Directions: One of the objectives of this course is to prepare you for the communicating you will do further along in your college careers and later in the workplace. And as this message itself demonstrates, email is a common method for sharing routine information. An example of a routine communication in college would be to inform one of your instructors that you will miss a class meeting. The purpose of this assignment is to have you practice that routine task.

Assignment: We are scheduled to have a special class on Saturday (September ____) at 6:30 in the morning, at Memorial Park in Boone, IA. If you cannot attend class at that time and location, please send me an email.

Note: If you don't want the entire class to read your email, do not press the "reply all" button.

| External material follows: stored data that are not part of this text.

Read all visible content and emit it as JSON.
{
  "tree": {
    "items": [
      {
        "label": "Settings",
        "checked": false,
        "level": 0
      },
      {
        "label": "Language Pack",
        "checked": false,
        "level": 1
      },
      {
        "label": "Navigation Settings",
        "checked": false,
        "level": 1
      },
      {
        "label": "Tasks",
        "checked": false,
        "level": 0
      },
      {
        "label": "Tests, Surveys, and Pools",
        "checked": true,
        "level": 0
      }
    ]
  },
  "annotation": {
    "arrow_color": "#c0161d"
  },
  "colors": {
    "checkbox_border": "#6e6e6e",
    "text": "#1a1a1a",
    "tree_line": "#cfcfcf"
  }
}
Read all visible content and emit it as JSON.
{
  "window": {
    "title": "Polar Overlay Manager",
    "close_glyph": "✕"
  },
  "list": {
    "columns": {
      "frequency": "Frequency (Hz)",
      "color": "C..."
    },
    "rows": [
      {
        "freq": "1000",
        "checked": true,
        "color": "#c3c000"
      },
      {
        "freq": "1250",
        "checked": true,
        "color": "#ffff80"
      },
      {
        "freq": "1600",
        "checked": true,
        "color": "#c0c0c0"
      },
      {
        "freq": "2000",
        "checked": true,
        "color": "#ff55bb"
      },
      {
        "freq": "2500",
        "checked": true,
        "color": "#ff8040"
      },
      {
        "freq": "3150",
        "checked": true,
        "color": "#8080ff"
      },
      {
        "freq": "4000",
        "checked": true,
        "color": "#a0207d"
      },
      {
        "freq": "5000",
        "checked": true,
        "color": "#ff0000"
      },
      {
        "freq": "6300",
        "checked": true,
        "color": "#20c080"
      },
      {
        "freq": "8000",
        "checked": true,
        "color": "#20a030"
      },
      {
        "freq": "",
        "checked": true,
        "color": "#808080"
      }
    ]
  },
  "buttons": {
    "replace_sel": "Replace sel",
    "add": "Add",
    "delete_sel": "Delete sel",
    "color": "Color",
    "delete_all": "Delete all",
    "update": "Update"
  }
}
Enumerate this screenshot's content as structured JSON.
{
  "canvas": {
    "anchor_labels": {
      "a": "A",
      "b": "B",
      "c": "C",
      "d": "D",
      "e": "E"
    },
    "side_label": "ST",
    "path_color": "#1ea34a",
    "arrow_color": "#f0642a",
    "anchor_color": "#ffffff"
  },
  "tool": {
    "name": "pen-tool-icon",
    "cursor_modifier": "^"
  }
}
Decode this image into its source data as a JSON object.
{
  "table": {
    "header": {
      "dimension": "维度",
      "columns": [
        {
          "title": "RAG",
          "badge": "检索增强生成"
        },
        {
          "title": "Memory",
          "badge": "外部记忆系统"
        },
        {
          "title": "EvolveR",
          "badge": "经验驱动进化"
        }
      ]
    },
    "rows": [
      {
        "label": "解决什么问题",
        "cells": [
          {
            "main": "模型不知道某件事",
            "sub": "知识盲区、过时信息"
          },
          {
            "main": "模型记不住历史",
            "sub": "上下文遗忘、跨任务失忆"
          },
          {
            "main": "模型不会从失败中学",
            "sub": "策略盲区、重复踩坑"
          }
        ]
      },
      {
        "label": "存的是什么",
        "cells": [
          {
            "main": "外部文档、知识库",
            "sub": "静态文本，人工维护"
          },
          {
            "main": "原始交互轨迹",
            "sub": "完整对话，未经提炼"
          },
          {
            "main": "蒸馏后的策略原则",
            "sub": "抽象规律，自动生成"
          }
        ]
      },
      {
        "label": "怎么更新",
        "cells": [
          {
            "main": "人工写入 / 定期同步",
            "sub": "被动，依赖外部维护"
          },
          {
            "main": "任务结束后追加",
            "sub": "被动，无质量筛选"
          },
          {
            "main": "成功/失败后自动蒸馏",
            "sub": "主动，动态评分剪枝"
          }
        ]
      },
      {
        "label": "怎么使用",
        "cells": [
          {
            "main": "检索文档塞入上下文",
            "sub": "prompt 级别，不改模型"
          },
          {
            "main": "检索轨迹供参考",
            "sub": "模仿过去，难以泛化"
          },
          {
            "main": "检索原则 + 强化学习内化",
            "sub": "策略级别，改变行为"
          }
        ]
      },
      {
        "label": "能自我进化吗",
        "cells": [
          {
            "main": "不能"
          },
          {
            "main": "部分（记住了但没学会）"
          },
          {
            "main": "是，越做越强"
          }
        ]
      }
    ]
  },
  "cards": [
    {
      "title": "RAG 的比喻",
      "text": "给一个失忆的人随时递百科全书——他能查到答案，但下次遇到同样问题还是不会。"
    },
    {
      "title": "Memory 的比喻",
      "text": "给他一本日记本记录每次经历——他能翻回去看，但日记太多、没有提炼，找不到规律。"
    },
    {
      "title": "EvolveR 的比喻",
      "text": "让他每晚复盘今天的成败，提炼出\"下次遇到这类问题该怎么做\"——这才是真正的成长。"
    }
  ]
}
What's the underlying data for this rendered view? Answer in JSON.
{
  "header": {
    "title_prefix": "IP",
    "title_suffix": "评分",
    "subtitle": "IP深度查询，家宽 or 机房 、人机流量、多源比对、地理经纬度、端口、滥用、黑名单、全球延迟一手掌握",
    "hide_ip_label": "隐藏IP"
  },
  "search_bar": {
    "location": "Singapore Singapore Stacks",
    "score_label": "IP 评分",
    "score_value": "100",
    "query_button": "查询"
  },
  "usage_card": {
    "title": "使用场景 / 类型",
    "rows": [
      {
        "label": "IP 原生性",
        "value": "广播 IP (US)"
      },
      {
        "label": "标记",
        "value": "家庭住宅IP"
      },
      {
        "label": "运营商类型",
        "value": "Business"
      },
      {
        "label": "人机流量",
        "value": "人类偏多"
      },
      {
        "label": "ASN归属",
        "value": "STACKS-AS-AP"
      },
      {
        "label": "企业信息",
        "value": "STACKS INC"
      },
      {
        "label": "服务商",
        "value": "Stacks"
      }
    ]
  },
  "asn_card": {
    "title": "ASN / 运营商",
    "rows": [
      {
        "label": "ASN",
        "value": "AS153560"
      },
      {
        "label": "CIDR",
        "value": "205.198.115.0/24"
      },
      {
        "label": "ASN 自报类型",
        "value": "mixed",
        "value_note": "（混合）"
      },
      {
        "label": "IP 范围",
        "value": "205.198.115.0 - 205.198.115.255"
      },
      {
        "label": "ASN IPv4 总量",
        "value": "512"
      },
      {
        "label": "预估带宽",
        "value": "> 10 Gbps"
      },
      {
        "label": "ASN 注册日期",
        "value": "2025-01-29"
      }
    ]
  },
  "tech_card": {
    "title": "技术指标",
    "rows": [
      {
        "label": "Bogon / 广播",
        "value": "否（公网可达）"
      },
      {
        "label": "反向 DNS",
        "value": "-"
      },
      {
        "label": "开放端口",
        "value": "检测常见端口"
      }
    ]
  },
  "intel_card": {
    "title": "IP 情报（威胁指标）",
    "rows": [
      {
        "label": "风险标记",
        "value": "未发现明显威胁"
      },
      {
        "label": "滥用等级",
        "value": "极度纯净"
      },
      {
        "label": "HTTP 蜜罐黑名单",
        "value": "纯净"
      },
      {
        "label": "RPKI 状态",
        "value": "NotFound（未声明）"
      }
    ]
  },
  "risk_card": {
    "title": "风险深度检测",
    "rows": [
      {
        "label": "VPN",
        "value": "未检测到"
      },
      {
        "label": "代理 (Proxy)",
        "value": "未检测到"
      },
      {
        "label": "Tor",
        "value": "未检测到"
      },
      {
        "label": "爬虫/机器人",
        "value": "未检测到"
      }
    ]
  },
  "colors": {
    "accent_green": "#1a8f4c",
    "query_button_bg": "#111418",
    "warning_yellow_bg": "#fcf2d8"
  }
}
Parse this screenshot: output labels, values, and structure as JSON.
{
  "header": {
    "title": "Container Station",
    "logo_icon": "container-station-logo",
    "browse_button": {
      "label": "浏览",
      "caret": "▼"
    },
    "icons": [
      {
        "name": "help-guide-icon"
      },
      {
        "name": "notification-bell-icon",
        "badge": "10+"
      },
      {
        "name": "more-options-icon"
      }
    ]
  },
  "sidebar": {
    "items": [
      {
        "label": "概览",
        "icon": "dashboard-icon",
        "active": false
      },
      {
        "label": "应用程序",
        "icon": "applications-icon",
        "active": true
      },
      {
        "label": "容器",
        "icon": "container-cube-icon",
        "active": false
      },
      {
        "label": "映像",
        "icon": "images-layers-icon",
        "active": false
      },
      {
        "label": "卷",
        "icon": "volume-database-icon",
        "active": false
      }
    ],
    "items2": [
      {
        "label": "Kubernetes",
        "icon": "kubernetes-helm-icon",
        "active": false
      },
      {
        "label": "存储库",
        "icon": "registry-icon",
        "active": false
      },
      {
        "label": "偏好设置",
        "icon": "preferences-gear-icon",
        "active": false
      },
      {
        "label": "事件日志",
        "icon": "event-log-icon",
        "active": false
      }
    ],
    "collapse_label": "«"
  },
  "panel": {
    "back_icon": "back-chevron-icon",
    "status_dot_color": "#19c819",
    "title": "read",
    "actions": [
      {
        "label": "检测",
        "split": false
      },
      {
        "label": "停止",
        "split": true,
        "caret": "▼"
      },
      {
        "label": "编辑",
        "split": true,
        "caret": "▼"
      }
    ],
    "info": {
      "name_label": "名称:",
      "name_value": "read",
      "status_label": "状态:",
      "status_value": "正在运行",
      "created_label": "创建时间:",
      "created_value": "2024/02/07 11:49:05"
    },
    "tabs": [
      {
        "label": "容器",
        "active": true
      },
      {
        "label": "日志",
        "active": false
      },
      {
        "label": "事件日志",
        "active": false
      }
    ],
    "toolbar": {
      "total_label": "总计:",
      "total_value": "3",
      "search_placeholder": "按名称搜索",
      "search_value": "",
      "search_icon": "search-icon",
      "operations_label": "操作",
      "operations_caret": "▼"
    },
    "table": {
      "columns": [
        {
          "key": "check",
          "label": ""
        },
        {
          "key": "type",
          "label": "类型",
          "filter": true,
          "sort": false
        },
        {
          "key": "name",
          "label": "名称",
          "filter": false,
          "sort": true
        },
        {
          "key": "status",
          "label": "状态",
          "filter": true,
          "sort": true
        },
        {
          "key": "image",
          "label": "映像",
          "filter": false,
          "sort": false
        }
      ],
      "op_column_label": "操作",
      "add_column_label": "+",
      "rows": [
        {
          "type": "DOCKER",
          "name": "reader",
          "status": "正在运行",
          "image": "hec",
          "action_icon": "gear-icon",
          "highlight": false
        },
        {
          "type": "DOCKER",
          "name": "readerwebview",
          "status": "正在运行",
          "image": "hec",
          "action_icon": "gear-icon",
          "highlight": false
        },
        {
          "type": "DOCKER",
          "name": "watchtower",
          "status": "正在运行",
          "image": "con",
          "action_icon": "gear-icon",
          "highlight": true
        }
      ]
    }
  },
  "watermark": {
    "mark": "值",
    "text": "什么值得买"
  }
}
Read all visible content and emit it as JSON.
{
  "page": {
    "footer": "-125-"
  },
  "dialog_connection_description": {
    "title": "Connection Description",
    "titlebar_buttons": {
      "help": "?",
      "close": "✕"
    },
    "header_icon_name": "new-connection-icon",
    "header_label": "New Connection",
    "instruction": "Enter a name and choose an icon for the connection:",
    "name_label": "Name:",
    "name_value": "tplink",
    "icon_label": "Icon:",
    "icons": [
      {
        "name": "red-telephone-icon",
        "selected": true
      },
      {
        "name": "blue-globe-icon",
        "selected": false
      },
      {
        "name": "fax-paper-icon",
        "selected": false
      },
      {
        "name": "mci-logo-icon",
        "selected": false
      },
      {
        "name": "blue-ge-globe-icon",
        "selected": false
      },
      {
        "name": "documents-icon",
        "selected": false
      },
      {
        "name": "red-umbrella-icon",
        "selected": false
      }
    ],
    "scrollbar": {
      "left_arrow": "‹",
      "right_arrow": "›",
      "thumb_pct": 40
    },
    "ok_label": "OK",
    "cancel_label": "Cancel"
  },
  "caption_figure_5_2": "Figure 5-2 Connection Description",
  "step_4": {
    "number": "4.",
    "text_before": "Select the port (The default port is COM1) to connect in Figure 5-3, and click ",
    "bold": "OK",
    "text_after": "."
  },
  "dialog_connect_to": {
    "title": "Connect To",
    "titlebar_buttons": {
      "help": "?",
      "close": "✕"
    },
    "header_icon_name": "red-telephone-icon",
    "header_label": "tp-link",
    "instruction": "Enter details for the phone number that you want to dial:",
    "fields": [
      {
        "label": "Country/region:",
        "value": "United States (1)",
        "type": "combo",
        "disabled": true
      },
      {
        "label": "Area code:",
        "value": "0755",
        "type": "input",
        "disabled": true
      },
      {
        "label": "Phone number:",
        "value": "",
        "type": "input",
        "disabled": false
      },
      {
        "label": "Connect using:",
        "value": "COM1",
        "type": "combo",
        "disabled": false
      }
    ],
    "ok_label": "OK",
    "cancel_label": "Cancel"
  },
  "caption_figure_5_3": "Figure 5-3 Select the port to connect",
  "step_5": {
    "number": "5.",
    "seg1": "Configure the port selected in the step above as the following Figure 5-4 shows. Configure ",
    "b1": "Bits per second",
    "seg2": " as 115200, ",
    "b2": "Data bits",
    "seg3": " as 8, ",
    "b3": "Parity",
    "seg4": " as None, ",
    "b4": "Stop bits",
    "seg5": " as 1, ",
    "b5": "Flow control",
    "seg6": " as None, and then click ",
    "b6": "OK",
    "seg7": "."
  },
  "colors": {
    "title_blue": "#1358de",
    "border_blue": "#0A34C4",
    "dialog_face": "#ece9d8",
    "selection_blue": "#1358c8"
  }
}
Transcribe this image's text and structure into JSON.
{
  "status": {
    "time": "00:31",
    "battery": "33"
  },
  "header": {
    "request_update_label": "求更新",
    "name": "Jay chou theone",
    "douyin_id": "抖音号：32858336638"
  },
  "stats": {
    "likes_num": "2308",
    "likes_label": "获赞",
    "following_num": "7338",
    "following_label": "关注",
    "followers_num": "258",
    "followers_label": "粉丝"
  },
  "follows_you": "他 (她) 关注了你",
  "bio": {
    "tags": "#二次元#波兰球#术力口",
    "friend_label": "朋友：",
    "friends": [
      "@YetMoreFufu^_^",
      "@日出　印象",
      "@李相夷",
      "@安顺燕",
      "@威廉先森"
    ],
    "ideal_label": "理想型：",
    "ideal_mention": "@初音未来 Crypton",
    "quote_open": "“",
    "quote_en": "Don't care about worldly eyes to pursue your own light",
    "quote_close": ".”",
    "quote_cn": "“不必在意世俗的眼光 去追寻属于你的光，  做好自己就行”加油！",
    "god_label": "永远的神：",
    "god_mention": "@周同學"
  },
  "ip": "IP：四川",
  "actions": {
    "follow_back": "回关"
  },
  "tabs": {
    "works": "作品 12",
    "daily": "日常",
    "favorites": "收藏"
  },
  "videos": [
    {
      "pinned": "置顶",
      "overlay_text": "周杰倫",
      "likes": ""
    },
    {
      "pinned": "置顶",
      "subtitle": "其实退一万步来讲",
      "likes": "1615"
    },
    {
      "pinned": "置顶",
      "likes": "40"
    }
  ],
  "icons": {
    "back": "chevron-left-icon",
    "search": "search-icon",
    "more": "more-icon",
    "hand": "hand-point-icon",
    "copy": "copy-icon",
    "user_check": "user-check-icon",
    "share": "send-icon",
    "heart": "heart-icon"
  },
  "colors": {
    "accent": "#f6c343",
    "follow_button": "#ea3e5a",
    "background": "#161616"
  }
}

–adapted from an assignment prepared by Dave Roberts, Tad Patterson, and Viviane Vasconcelos

Supplemental Teaching Strategies

  • Send this email assignment to the class’s listserve. Consider assigning this type of task twice—once in the beginning of the semester and then again at the end of the semester—to see what learning has occurred.
  • To encourage students to think of the rhetorical situation, have students send three emails on a similar subject to three different audiences (such as a friend, parent, and teacher).
  • Have students examine some examples of poor or unethical email in small groups. To promote impromptu speaking skills, select one student from each group to share the group’s reactions to the examples.
  • In small groups, have student develop guidelines for email to instructors and classmates. This small group interaction will encourage students to practice oral communication skills of critical listening and negotiation.

ePortfolio Assignment

Web-Based ePortfolio

This assignment will help synthesize your activities for the semester. You will design a basic website using Hypertext Markup Language (HTML) and Cascading Style Sheets (CSS). It will document select aspects of your experiences this semester. Its primary purpose will be to record your communication growth this semester, including the specific skill of documenting. You’ll select samples of your best work (not just in this course but in other courses or in non-academic activities). You’ll show early work and later improvements. You’ll provide detailed analyses to demonstrate your understanding of communication principles and terminology. You’ll also show your ability to assess your own work with objectivity and accuracy.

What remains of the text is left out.